A Garota do 14 de Julho (La Fille du 14 Juillet), de Antonin Peretjatko (França, 2013)

outubro 24, 2013 em Coberturas dos festivais, Em Campo, Raul Arthuso

14dejulho

No país da nostalgia
por Raul Arthuso

A citação é um recurso recorrente – e por outro lado banalizado – de uma nostalgia do cinema desde os anos 1980. Mas é nos anos 1990 que a citação vira uma muleta onde homenagem e preguiça se confundem muitas vezes. Se em Brian De Palma ou Leos Carax a citação a Hitchcock (no primeiro) e Godard (no segundo) mostravam um fascínio prepotente, ao mesmo tempo se enxerga uma melancolia que distorce a citação, tornando-a expressão de um sentimento perante outra obra. Hoje, é com certa desconfiança que se vê uma cena como a do início de A Garota do 14 de Julho, em que uma jovem vende um jornal na Champs Elysée, distorcendo o movimento da rua em relação à famosa cena de Jean Seberg, aqui transformado em um estético enfileiramento de tanques do exército em meio ao desfile cívico. A desconfiança é de certa forma natural: os limites entre a nostalgia cinéfila e a esperteza cínica do uso da citação estão mais confusos que nunca.

Mas, pouco a pouco, A Garota do 14 de Julho vai se mostrando um filme banhado em nostalgia. A Nouvelle Vague é como uma consciência à qual o filme se reporta com admirável alegria. As cores, o despojamento da câmera, a ação nas ruas, o tom de improviso impregnado nos planos, o jeito de fazer o filme com certo desprendimento de um savoir-faire industrial; enfim, a identidade do filme nos remete directamente ao momento seminal do cinema francês moderno, com planos e recursos sonoros muito à vontade em tentar emular o período. Por outro lado, sua nostalgia nunca é lamentosa em relação a esse cinema: a impossibilidade de pertencer a ele não pesa sobre o filme. Nesse sentido, sua mise en scène, as composições cenográficas, a estética dos corpos no filme segue uma tradição cômica do cinema francês, de tom bastante ácido, que passa por Tati e encontra o filho rebelde nos anos 1970, em Luc Moullet. O sentimento de trop tard, intenso no cinema mundial desde os anos 1980, dá lugar ao extrato mais picaresco do cinema francês.

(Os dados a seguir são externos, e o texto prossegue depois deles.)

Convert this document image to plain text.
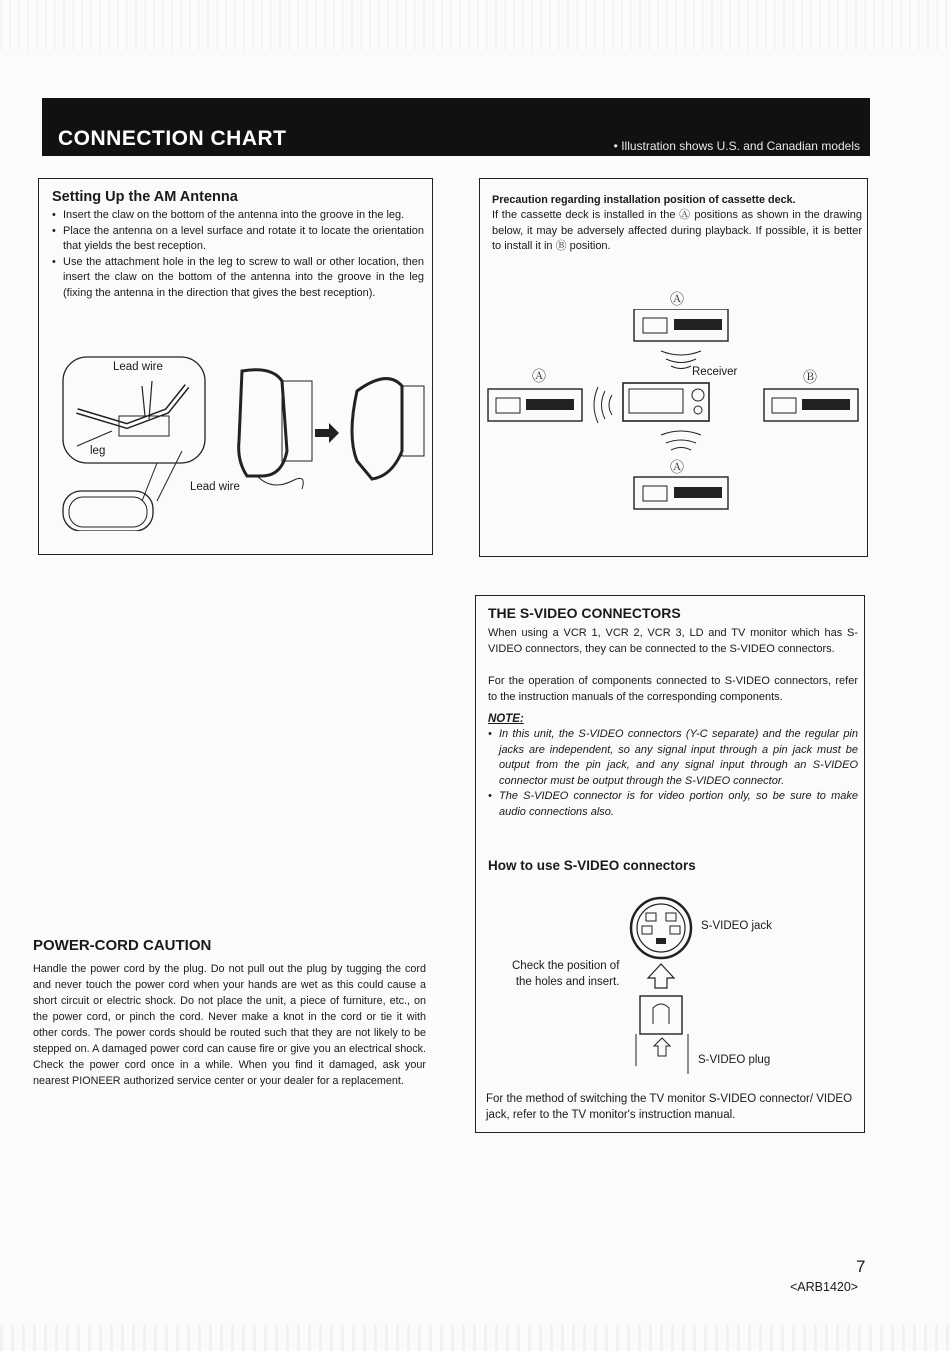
CONNECTION CHART	• Illustration shows U.S. and Canadian models
Setting Up the AM Antenna
• Insert the claw on the bottom of the antenna into the groove in the leg.
• Place the antenna on a level surface and rotate it to locate the orientation that yields the best reception.
• Use the attachment hole in the leg to screw to wall or other location, then insert the claw on the bottom of the antenna into the groove in the leg (fixing the antenna in the direction that gives the best reception).
Lead wire
leg
Lead wire
Precaution regarding installation position of cassette deck.
If the cassette deck is installed in the Ⓐ positions as shown in the drawing below, it may be adversely affected during playback. If possible, it is better to install it in Ⓑ position.
Ⓐ
Ⓐ	Receiver	Ⓑ
Ⓐ
THE S-VIDEO CONNECTORS
When using a VCR 1, VCR 2, VCR 3, LD and TV monitor which has S-VIDEO connectors, they can be connected to the S-VIDEO connectors.
For the operation of components connected to S-VIDEO connectors, refer to the instruction manuals of the corresponding components.
NOTE:
• In this unit, the S-VIDEO connectors (Y-C separate) and the regular pin jacks are independent, so any signal input through a pin jack must be output from the pin jack, and any signal input through an S-VIDEO connector must be output through the S-VIDEO connector.
• The S-VIDEO connector is for video portion only, so be sure to make audio connections also.
How to use S-VIDEO connectors
S-VIDEO jack
Check the position of
the holes and insert.
S-VIDEO plug
For the method of switching the TV monitor S-VIDEO connector/ VIDEO jack, refer to the TV monitor's instruction manual.
POWER-CORD CAUTION
Handle the power cord by the plug. Do not pull out the plug by tugging the cord and never touch the power cord when your hands are wet as this could cause a short circuit or electric shock. Do not place the unit, a piece of furniture, etc., on the power cord, or pinch the cord. Never make a knot in the cord or tie it with other cords. The power cords should be routed such that they are not likely to be stepped on. A damaged power cord can cause fire or give you an electrical shock. Check the power cord once in a while. When you find it damaged, ask your nearest PIONEER authorized service center or your dealer for a replacement.
7
<ARB1420>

A Garota do 14 de Julho é uma metralhadora giratória de piadas, de personagens caricatos que revisitam alguns clichês evidentes do cinema francês, situações nonsense inspiradas na cultura parisiense, no “viver” atualmente na França – e sua grande fraqueza reside num possível torpor que o incessante ritmo das piadas pode criar. Por outro lado, há um efeito interessante de defasagem. Se o cinema francês foi, ao lado do americano, o mais capaz de criar um imaginário em relação ao país, a França de A Garota do 14 de Julho é um país diferente daquele “sonhado” nos filmes.

A maioria das situações abordadas passa por momentos memoráveis de diversos filmes franceses. Essas citações evidentes, porém, muitas vezes não se concretizam, na medida em que são interrompidas por uma nova ordem vigente. A começar pela já citada cena da venda do jornal: se Jean Seberg em Acossado (1960) vendia o New York Herald Tribune livremente na principal avenida de Paris, num momento onírico do filme, é com certa distância e assombro que a câmera mostra a protagonista no 14 de Julho vendendo seu jornal artesanal La Comune tomada por tanques e soldados artificialmente colocados ali pelo poder político.

O momento mais evidente dessa lógica é a viagem à praia. As férias, monumento francês consagrado pelo filme de Jacques Tati, são canceladas pelo governo devido à crise econômica. A revelia disso, as personagens chegam à praia, sem nada do charme cômico da praia confusa de Hulot: ela é vazia, enlameada, o elemento humano não é mais que figuras esparsas, cuja relação com o espaço cria um duplo fantasmático se comparado com a vida que a mesma locação tem em Tati. A França citada por A Garota do 14 de Julho, mergulhada em problemas de toda ordem – as pessoas se matam nas ruas, os pontos turísticos viraram outdoors para grandes empresas -, não se deixa mais revisitar: é outro país, outra cultura, novas regras. O contexto do país invade o filme para problematizar sua nostalgia. Essa é a grande intuição de A Garota do 14 de Julho: atestar que a melancolia quanto ao cinema francês se relaciona com um país que não existe mais.